Liz Long, Writing for Magazines
Can you adhere to deadlines? How about a specific story angle as instructed by an editor? Or, perhaps even more importantly, a word count? What are publications looking for when it comes to your freelance writing? We’ll go over a few key tips on what editors expect from prospective writers for local and regional publications.

Zoe McCarthy, Make a Scene of Your Scene: Four Improvements to Make Your Scene Stand Out
Participants will learn through instruction, examples, and short exercises how to include a zinger in their scene’s dialogue; how to add suspense to their scene in any genre; how to use an imaginary video camera to make their scene’s setting come alive; and how to round out flat characters introduced in their scene. Feel free to bring one of your scenes with you for this workshop.
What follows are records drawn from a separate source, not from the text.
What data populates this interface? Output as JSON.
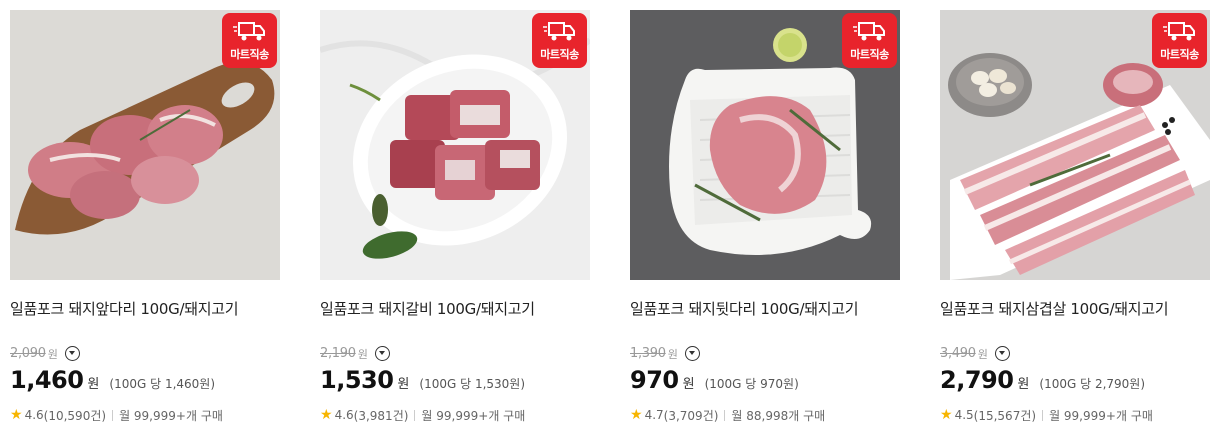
{
  "badge_label": "마트직송",
  "products": [
    {
      "title": "일품포크 돼지앞다리 100G/돼지고기",
      "original_price": "2,090",
      "original_won": "원",
      "price": "1,460",
      "won": "원",
      "unit_price": "(100G 당 1,460원)",
      "rating": "4.6",
      "reviews": "(10,590건)",
      "monthly": "월 99,999+개 구매"
    },
    {
      "title": "일품포크 돼지갈비 100G/돼지고기",
      "original_price": "2,190",
      "original_won": "원",
      "price": "1,530",
      "won": "원",
      "unit_price": "(100G 당 1,530원)",
      "rating": "4.6",
      "reviews": "(3,981건)",
      "monthly": "월 99,999+개 구매"
    },
    {
      "title": "일품포크 돼지뒷다리 100G/돼지고기",
      "original_price": "1,390",
      "original_won": "원",
      "price": "970",
      "won": "원",
      "unit_price": "(100G 당 970원)",
      "rating": "4.7",
      "reviews": "(3,709건)",
      "monthly": "월 88,998개 구매"
    },
    {
      "title": "일품포크 돼지삼겹살 100G/돼지고기",
      "original_price": "3,490",
      "original_won": "원",
      "price": "2,790",
      "won": "원",
      "unit_price": "(100G 당 2,790원)",
      "rating": "4.5",
      "reviews": "(15,567건)",
      "monthly": "월 99,999+개 구매"
    }
  ],
  "colors": {
    "badge": "#e8242c",
    "star": "#f7b500",
    "meat": "#c9737d"
  }
}
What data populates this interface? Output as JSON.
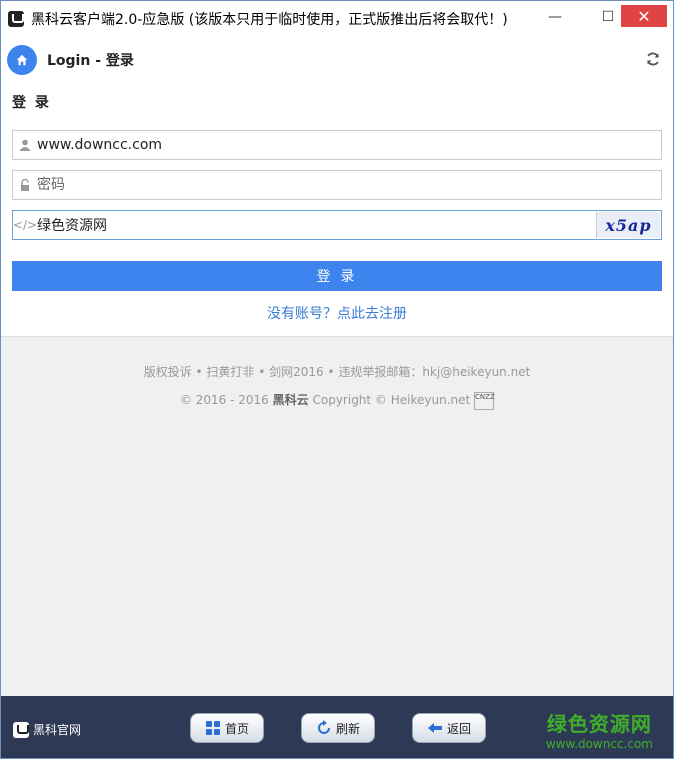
{
  "window": {
    "title": "黑科云客户端2.0-应急版 (该版本只用于临时使用，正式版推出后将会取代！)",
    "minimize": "—",
    "maximize": "☐",
    "close": "✕"
  },
  "header": {
    "title": "Login - 登录"
  },
  "form": {
    "section_title": "登 录",
    "username_value": "www.downcc.com",
    "password_placeholder": "密码",
    "captcha_value": "绿色资源网",
    "captcha_image_text": "x5ap",
    "login_label": "登 录",
    "register_link": "没有账号？点此去注册"
  },
  "footer": {
    "line1": "版权投诉 • 扫黄打非 • 剑网2016 • 违规举报邮箱：hkj@heikeyun.net",
    "line2_prefix": "© 2016 - 2016",
    "line2_brand": "黑科云",
    "line2_suffix": "Copyright © Heikeyun.net",
    "cnzz": "CNZZ"
  },
  "bottom": {
    "brand": "黑科官网",
    "home": "首页",
    "refresh": "刷新",
    "back": "返回"
  },
  "watermark": {
    "big": "绿色资源网",
    "small": "www.downcc.com"
  },
  "colors": {
    "accent": "#3d84ef",
    "bottom_bar": "#2e3a55",
    "close": "#e04343",
    "link": "#3a7bd5"
  }
}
Valerie Nieman, All into the Pool: Writing Mashups and Genre Crossovers
Nieman, who has written in a number of genres and forms, will discuss the process of writing To the Bones, her latest novel, which incorporates horror, Appalachian tall tale, environmental thriller, and mystery elements. The session will look at “classic” mashups as well as remixes and crossovers, and will include plenty of discussion time as well as a short exercise to take away.

Christina Nifong, So You think You’re Not a Journalist?
A look at basic journalistic practices and principals that apply to anyone writing, blogging, podcasting, or broadcasting. I’ll outline the dos and don’ts as well as provide real world examples, leaving time at the end for questions. We’ll cover everything you always wondered if you were doing right but were afraid to ask.

Angie Smibert, Newbie’s Guide to Writing for the Children’s Market
Have you written the next great YA novel? Have an idea for a fantastic picture book? What do you do next? Young adult, middle grade, and nonfiction author, Angie Smibert, will share her experience and talk about writing for today’s children’s market. She’ll cover categories of kids’ books, different markets, querying, short fiction, and work for hire, among other things.

Melody Warnick, 100 Good Ideas: Tips and Tricks for Coming up with Story Ideas That Editors Want to Assign
Learn how to hunt for good story ideas (from Google Alerts to local newspapers), come up with the right angle, and use technology to organize your ideas. Plus, we’ll do some collective brainstorming and researching to come up with 100 good ideas before the class is over.